Your primary responsibility will be to oversee the day-to-day operations of the DevOps team and drive initiatives to improve system reliability, efficiency, and uptime.
We expect you to embrace Infrastructure as Code (IaC) at all levels with automation as a core requirement for all projects. The person taking this role will have the freedom to make significant decisions that will have significant impact.
This is very much a hands-on role; you will be expected to be in the weeds with your team.
Objectives
- Demonstrate your proven leadership capabilities and act as a change agent of the R&D team.
- Run the production environment, monitoring availability, and taking a holistic view of system health.
- Build software and systems to manage platform infrastructure and applications.
- Improve reliability, quality, and reduce the time to production.
- Measure and optimize system performance, with an eye toward pushing our capabilities forward, and innovating for continual improvement.

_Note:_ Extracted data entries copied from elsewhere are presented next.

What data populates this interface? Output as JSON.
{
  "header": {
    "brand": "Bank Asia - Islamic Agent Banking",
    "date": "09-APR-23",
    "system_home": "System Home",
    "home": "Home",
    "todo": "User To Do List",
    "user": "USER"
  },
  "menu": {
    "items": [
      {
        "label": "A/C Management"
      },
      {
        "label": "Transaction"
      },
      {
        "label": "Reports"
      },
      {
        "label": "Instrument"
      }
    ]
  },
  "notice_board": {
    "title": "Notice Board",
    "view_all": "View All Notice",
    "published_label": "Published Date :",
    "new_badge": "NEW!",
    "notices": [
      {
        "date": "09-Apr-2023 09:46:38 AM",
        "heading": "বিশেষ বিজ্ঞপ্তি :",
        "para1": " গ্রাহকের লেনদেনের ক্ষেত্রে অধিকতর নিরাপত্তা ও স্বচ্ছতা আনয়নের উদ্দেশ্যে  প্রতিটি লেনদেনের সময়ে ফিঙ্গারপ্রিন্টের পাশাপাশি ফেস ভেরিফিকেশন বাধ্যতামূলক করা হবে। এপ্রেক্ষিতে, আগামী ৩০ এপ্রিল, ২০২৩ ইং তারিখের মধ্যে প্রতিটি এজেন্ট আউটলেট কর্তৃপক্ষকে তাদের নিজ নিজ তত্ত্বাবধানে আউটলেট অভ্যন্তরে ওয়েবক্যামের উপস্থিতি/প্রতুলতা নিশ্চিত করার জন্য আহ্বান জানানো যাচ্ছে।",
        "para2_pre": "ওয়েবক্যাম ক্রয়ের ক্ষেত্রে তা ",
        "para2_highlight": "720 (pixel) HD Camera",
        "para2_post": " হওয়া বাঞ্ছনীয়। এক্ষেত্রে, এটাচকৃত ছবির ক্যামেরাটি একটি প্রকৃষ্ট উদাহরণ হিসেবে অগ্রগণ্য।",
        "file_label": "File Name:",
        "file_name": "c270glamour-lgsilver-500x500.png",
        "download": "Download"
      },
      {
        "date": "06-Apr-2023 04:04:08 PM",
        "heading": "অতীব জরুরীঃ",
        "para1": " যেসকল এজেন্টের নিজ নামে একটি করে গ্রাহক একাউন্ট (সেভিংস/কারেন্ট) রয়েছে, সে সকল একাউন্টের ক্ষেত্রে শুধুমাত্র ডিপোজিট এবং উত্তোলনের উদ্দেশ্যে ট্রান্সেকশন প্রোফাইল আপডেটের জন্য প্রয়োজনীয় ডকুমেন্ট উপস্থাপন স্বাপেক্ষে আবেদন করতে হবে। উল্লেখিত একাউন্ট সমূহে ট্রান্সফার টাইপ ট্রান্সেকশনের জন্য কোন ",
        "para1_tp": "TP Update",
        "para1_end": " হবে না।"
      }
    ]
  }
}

Evolve and modernize our CI/DC practices.
Responsibilities
- Lead, manage, develop, and grow a team of diverse, remote engineers.
- Work collaboratively with your team to plan their work and ensure that everyone know what they should be working on.
- Respond to escalations, help with incident response, RCA’s, provide management and follow up from post-mortems.
- Establish metrics for data-driven decisions to help increase availability, reliability, and Velocity.
- Directly manage the operations responsibilities: deployments, tools, troubleshooting, and performance tuning.
- Ensure service availability and performance of the SaaS platform.
- Manage rollouts of future releases and patches to the production environment.
- Develop automation wherever possible.
Qualifications
- At least 5 years of proven leadership experience within SaaS products.
- Proven ability to write code (Python, Go, Perl etc).
- Expert-level knowledge of Linux systems, network protocols.
- Experience with DevOps principles and concepts such as Infrastructure as Code, CI/CD, monitoring and visualization (Prometheus, Grafana).
- Experience with containers and container management (Docker, Kubernetes).
- Experience in developing software, troubleshooting, and monitoring large scale distributed systems.
- Implement modern software engineering best practices and maintain software development life cycle.
- Working knowledge and experience of Agile software development methodologies.
- Outstanding collaboration and communication, and documentation skills with a proven ability to work cross-functionally to establish and meet OKRs.
It would be an advantage for you to have:
- Academic degree, minimum of bachelor level, in engineering (IT, Telecom).
- Experience with big data technologies such as NoSQL/RDBMS, Elasticsearch, Databricks.
- Proven experience in supporting mission-critical applications on a global scale.